The Creighton University Rural Mainstreet Index (RMI) climbed in February and remained above growth neutral for the 15th straight month, according to the monthly survey of bank CEOs in rural areas of a 10-state region — Colorado, Illinois, Iowa, Kansas, Minnesota, Missouri, Nebraska, North Dakota, South Dakota and Wyoming — dependent on agriculture and/or energy.
The region’s overall reading for February rose to 61.5 from January’s 61.1. The index ranges between 0 and 100 with a reading of 50.0 representing growth neutral.

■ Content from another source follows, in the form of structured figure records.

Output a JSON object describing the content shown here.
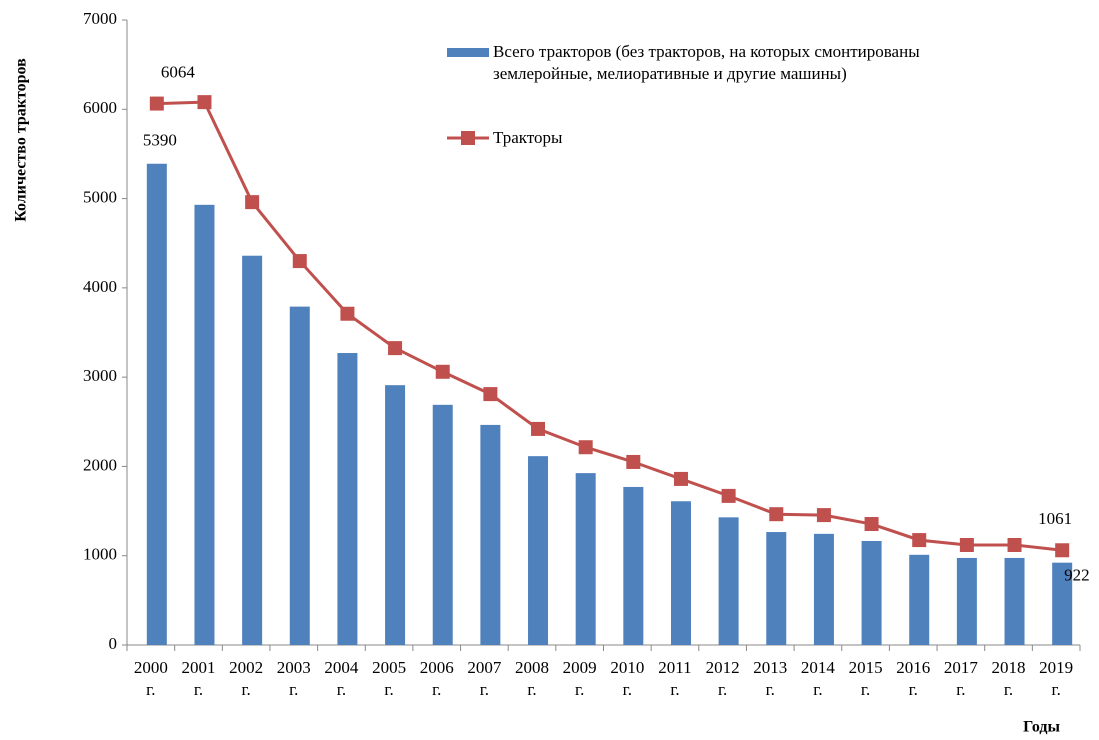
{
  "chart_data": {
    "type": "bar_line",
    "y_axis_label": "Количество тракторов",
    "x_axis_label": "Годы",
    "categories": [
      "2000 г.",
      "2001 г.",
      "2002 г.",
      "2003 г.",
      "2004 г.",
      "2005 г.",
      "2006 г.",
      "2007 г.",
      "2008 г.",
      "2009 г.",
      "2010 г.",
      "2011 г.",
      "2012 г.",
      "2013 г.",
      "2014 г.",
      "2015 г.",
      "2016 г.",
      "2017 г.",
      "2018 г.",
      "2019 г."
    ],
    "series": [
      {
        "name": "Всего тракторов (без тракторов, на которых смонтированы землеройные, мелиоративные и другие машины)",
        "type": "bar",
        "color": "#4f81bd",
        "values": [
          5390,
          4930,
          4360,
          3790,
          3270,
          2910,
          2690,
          2465,
          2115,
          1925,
          1770,
          1610,
          1430,
          1265,
          1245,
          1165,
          1010,
          975,
          975,
          922
        ],
        "value_labels": [
          "5390",
          null,
          null,
          null,
          null,
          null,
          null,
          null,
          null,
          null,
          null,
          null,
          null,
          null,
          null,
          null,
          null,
          null,
          null,
          "922"
        ]
      },
      {
        "name": "Тракторы",
        "type": "line",
        "color": "#c0504d",
        "values": [
          6064,
          6080,
          4960,
          4300,
          3710,
          3325,
          3060,
          2810,
          2420,
          2215,
          2050,
          1860,
          1670,
          1465,
          1455,
          1355,
          1175,
          1120,
          1120,
          1061
        ],
        "value_labels": [
          "6064",
          null,
          null,
          null,
          null,
          null,
          null,
          null,
          null,
          null,
          null,
          null,
          null,
          null,
          null,
          null,
          null,
          null,
          null,
          "1061"
        ]
      }
    ],
    "ylim": [
      0,
      7000
    ],
    "yticks": [
      0,
      1000,
      2000,
      3000,
      4000,
      5000,
      6000,
      7000
    ],
    "grid": false,
    "legend": "top-right"
  }
}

“Strong grain prices, the Federal Reserve’s record-low short-term interest rates, and growing agricultural exports have underpinned the Rural Mainstreet Economy,” said Ernie Goss, PhD, Jack A. MacAllister Chair in Regional Economics at Creighton University’s Heider College of Business. The region’s farmland price index decreased to a very strong 78.8 from January’s 88.5 and December’s record high of 90.0. February’s reading represented the 17th straight month the index has moved above growth neutral.
The February farm equipment-sales index slipped to a very healthy 72.0 from 72.4 in January. This is the 15th straight month that the index has advanced above growth neutral. Readings over the past several months are the strongest string of monthly readings recorded since Spring 2011.
Bankers were asked to project corn and soybean prices out six months. On average, banks expect corn prices per bushel to fall by 2.6% and soybean prices per bushel to drop by 2.3%.
The February loan volume index increased to 40.4 from January’s weaker 28.8. While February farm loans are normally low, this reading was below expected February readings. The checking-deposit index climbed to 80.8 from January’s 76.9, while the index for certificates of deposit and other savings instruments sank to 34.6 from 42.3 in January.
On average, bank CEOs expect the Federal Reserve to raise short-term interest rates by one percentage point which is up from 0.70% (70 basis points) recorded last month. Approximately one in five bankers project more than four rate hikes of one-quarter percentage point in 2022.
The new hiring index expanded to 61.5 from 61.1 in January. Labor shortages continue to be a significant issue constraining growth for Rural Mainstreet businesses. As a result of recent strong Rural Mainstreet job gains, the U.S. Bureau of Labor Statistics data indicate that over the last 12 months, the region has experienced a healthy 4.2% gain in nonfarm employment (non-seasonally adjusted).
The survey represents an early snapshot of the economy of rural agriculturally and energy-dependent portions of the nation. RMI is a unique index covering the 10 states, focusing on approximately 200 rural communities with an average population of 1,300. It gives the most current real-time analysis of the rural economy.